Turkey wants to join the E.U. but as progressive as it might seem in some areas, its secularism for one, it's as oppressive as it gets in other areas. When his daughter was born in 2008, Ahmet Atış, decided to call her “Helin Kürdistan”. It was probably not the greatest name to call your child considering the troubles between the Kurds and the Turks, but naming a child "Kurdistan" should not get you prosecuted and a potential prison term. And yet that's exactly what Ahmet faced for “making propaganda for a terrorist organization.”

Now as far as I know "Kurdistan" itself is not a terrorist organization, the Kurdistan Workers Party (aka PKK), on the other hand, is considered a terrorist organization by the USA, Turkey and the EU, but since when is naming your child a crime punishable by time in jail, regardless of the intent behind giving that child a certain name. After insisting that "making propaganda" was not the reason for naming his baby girl Kurdistan, the courts did acquit him on the charge, but he did not get away scot-free. He will spend the next 8 plus years in jail for something that he might not have committed.

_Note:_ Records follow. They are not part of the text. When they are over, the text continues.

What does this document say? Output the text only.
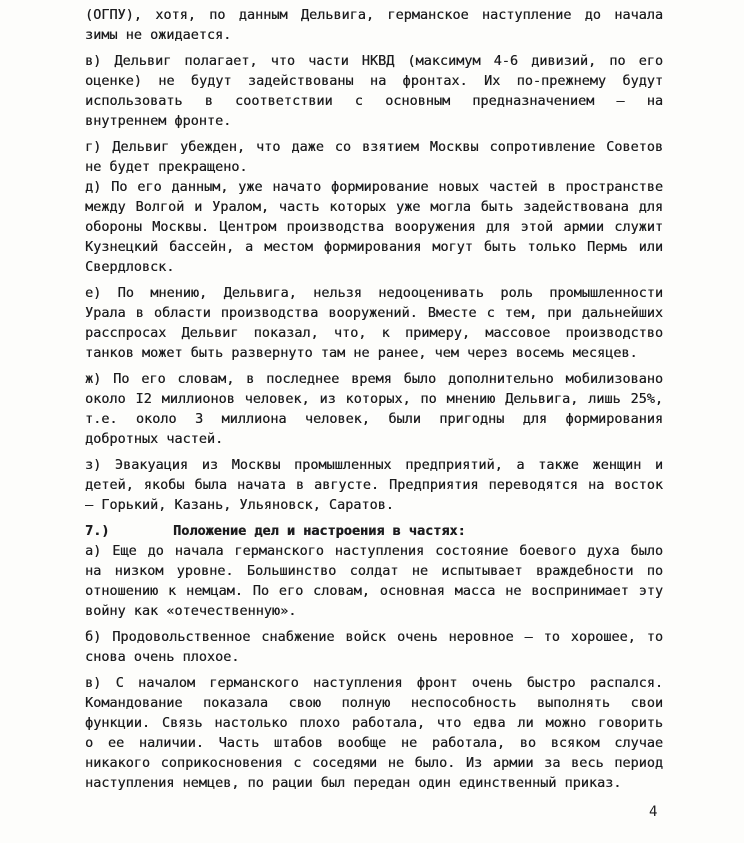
(ОГПУ), хотя, по данным Дельвига, германское наступление до начала
зимы не ожидается.
в) Дельвиг полагает, что части НКВД (максимум 4-6 дивизий, по его
оценке) не будут задействованы на фронтах. Их по-прежнему будут
использовать в соответствии с основным предназначением — на
внутреннем фронте.
г) Дельвиг убежден, что даже со взятием Москвы сопротивление Советов
не будет прекращено.
д) По его данным, уже начато формирование новых частей в пространстве
между Волгой и Уралом, часть которых уже могла быть задействована для
обороны Москвы. Центром производства вооружения для этой армии служит
Кузнецкий бассейн, а местом формирования могут быть только Пермь или
Свердловск.
е) По мнению, Дельвига, нельзя недооценивать роль промышленности
Урала в области производства вооружений. Вместе с тем, при дальнейших
расспросах Дельвиг показал, что, к примеру, массовое производство
танков может быть развернуто там не ранее, чем через восемь месяцев.
ж) По его словам, в последнее время было дополнительно мобилизовано
около I2 миллионов человек, из которых, по мнению Дельвига, лишь 25%,
т.е. около 3 миллиона человек, были пригодны для формирования
добротных частей.
з) Эвакуация из Москвы промышленных предприятий, а также женщин и
детей, якобы была начата в августе. Предприятия переводятся на восток
— Горький, Казань, Ульяновск, Саратов.
7.)	Положение дел и настроения в частях:
а) Еще до начала германского наступления состояние боевого духа было
на низком уровне. Большинство солдат не испытывает враждебности по
отношению к немцам. По его словам, основная масса не воспринимает эту
войну как «отечественную».
б) Продовольственное снабжение войск очень неровное — то хорошее, то
снова очень плохое.
в) С началом германского наступления фронт очень быстро распался.
Командование показала свою полную неспособность выполнять свои
функции. Связь настолько плохо работала, что едва ли можно говорить
о ее наличии. Часть штабов вообще не работала, во всяком случае
никакого соприкосновения с соседями не было. Из армии за весь период
наступления немцев, по рации был передан один единственный приказ.
4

The defendant was sentenced for attending a demonstration held on April 4 on the occasion of the birthday of Abdullah Öcalan, the convicted leader of the outlawed Kurdistan Worker’s Party, or PKK, and throwing stones at police officers.For the second crime, prosecutors charged Atış with “committing a crime in the name of a terrorist organization,” “behaving against the law for the purposes of gathering and demonstration marches” and “making propaganda for a terrorist organization,” for which a total sentence of 20 years was demanded by the prosecution.
In defense, Atış’s lawyer, Muzaffer Demir, said his client’s face was clear in only one of the photographs shot during the demonstration and that there was no evidence of him shouting illegal slogans or throwing stones at the police.
“In the expert report, it says, ‘When the photograph is zoomed into [the face of the suspect] there are similarities.’ There cannot be such a thing in criminal justice,” Demire said.
Is it a crime to participate in a demonstration? If that's the case, too bad we don't have those kinds of laws for all the "kill the infidel" style demonstrations by groups like the now-defunct Shariah4UK in places like England where they too are inciting violence and the overthrowing of a government. And to be sentenced to 8 years in prison is just overkill.